I think anyone would agree that gay characters are becoming more and more prominent in TV programming. In fact, in a recent MSNBC article "Ugly Betty" is credited for opening the doors for other shows to "come out of the closet" so to speak (e.g. "Glee", "Modern Family", basically every show). Jarrett Barios of the Gay and Lesbian Alliance Against Defamation called the show "groundbreaking" in this respect. He particularly admired the show's depiction of a gay teen. America Ferrera (Ugly Betty) is also quoted as saying,
"There are certain things that people just don't expect anyone on television to talk about and whenever we dared to go there, it would make some people uncomfortable. But the only way to really make an impact and to inspire people to think is to venture into risky territory,"
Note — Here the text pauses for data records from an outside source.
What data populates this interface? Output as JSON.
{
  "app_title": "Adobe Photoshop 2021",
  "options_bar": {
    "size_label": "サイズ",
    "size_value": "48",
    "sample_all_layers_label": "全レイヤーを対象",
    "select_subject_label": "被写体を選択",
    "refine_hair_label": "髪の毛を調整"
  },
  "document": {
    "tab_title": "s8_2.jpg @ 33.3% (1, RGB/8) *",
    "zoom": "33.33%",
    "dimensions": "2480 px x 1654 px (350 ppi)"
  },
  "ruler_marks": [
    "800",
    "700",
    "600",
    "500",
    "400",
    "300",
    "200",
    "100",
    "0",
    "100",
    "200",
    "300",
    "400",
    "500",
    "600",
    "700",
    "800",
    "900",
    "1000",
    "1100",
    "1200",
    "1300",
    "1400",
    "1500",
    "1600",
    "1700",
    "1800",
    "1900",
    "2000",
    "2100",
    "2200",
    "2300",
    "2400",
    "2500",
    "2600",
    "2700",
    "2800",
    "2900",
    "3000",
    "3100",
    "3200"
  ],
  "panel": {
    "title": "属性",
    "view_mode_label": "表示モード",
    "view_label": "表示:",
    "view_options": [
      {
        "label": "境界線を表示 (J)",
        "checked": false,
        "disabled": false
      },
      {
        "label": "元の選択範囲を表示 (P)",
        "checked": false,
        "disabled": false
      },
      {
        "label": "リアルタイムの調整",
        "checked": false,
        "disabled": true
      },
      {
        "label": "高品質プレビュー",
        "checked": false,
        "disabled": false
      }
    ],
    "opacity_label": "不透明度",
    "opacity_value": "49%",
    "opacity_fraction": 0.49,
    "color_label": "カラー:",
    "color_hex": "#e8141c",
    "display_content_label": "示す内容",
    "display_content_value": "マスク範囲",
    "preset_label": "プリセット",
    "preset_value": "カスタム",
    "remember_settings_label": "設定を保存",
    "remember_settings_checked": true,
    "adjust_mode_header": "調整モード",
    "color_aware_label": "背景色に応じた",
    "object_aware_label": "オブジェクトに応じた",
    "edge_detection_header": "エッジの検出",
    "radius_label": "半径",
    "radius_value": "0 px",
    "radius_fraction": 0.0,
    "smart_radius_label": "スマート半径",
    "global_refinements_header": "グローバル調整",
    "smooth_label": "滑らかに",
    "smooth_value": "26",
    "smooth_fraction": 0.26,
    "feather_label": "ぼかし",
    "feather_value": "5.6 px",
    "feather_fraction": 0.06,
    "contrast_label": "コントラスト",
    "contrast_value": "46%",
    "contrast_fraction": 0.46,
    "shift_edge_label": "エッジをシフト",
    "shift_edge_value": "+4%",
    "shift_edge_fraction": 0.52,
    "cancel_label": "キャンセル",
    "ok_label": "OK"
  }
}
This quote fully supports my belief that TV, like any other art, approaches its craft with a story to tell and elements are used to fulfill that intent (questioning traditional values, pushing the envelope, tolerance, "inspiring people to think", etc.). Writers include certain lines in the script for a reason, characters are introduced for a reason, plot lines have a purpose... except maybe for "Lost". Can anyone tell me what what happened to that show?? These days, I think it would be naive to believe that you can relax in front of the TV and accept it only as entertainment that bears no relevance to our world. People are in the business because they see an opportunity for influence.

To me, there is no question as to what TV producer's motives are in introducing gay characters to shows that are popularly entertaining. In general, I think people are more forgiving of controversial elements of a show, if it means they'll be entertained.
The question is, how much garbage we are willing to swallow for a few laughs?